At a meeting in October 2012 with Albanian Foreign Minister and Chairman of the Committee of Ministers of the Council of Europe, Edmond Panariti, the Tunisian Foreign Minister, Rafik Abdessalem, said that his government was seriously considering the issue of the recognition of Kosovo.

In January 2013, Abdessalem stressed that the decision to recognise Kosovo was in the final stages and that it was only a matter of time before this occurs, while prime minister Hamadi Jebali stated that there were no obstacles to recognition.
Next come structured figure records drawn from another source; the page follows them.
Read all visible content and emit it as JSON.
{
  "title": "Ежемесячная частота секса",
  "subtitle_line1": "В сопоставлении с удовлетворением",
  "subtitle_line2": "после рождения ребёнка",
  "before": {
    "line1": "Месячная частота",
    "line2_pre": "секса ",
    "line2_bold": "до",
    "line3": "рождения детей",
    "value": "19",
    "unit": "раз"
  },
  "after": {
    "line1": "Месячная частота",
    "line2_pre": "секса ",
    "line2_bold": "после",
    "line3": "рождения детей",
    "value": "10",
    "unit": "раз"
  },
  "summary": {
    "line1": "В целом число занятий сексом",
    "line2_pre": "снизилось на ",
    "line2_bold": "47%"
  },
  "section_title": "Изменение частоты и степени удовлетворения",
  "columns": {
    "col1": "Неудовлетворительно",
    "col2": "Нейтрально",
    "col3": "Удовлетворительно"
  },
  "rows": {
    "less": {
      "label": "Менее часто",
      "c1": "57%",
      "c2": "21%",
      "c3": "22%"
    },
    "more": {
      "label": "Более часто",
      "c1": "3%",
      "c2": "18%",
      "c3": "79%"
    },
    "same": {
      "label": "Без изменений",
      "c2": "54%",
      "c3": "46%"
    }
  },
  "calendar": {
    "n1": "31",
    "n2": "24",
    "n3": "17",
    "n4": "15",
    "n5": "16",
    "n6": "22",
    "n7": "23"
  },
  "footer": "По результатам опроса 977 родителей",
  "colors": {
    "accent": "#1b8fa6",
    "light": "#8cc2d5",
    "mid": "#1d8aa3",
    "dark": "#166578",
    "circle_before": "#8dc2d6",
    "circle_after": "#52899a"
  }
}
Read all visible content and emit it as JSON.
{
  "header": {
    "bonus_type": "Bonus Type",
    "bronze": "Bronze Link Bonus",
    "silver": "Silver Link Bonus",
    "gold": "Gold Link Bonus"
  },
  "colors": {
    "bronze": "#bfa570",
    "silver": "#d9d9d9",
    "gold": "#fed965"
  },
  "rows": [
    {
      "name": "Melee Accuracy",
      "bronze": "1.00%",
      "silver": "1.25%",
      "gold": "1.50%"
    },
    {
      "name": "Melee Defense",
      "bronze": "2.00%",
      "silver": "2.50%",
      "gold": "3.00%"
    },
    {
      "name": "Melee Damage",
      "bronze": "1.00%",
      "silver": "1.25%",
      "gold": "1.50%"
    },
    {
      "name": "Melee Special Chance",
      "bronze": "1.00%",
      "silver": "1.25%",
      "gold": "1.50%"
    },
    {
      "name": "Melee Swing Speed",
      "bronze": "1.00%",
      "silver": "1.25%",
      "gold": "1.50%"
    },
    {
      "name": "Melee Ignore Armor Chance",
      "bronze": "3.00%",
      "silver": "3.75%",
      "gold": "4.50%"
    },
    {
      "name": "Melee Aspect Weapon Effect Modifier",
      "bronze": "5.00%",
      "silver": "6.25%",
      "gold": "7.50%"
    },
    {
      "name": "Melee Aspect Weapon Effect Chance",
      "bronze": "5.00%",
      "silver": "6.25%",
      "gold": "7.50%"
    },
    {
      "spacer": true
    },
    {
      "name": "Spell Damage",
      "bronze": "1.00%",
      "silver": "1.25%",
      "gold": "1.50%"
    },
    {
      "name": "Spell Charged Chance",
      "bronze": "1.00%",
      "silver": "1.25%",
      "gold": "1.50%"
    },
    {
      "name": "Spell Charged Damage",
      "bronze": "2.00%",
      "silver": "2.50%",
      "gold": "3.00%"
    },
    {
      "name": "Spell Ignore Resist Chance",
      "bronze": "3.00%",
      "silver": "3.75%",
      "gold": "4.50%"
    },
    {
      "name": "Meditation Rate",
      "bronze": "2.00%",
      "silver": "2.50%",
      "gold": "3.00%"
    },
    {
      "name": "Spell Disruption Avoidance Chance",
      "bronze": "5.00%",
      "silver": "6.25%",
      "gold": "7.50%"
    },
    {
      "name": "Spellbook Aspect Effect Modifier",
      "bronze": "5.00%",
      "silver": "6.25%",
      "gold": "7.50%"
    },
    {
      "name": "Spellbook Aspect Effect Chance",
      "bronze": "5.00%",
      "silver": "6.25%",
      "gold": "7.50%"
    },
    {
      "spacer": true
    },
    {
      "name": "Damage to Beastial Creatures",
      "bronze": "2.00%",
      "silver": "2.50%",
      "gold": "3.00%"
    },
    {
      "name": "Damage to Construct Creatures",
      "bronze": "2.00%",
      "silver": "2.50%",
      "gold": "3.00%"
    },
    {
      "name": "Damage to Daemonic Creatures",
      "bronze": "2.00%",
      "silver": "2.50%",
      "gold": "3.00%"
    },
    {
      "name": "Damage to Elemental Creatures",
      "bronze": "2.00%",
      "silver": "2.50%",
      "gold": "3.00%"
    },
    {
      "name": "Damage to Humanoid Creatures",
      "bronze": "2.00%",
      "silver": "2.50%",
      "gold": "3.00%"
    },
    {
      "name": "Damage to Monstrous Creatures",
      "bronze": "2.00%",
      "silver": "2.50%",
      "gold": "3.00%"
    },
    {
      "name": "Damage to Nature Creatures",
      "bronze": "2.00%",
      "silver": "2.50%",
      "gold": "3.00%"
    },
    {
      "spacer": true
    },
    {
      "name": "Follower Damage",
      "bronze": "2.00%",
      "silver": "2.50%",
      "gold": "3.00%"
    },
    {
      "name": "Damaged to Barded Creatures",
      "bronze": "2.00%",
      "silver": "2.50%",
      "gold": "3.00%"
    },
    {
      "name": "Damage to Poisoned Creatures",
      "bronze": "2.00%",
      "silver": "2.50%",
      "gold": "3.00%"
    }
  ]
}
However, in late February Serbian media sources reported that the Tunisian ambassador to Serbia, Majid Hamlaoui, suggested that Tunisia would not recognise Kosovo, despite outside pressure for recognition.

In November 2022, Kosovo President Vjosa Osmani formally met Tunisian President Kais Saied at the 18th Organisation de la Francophonie summit in Djerba, Tunisia.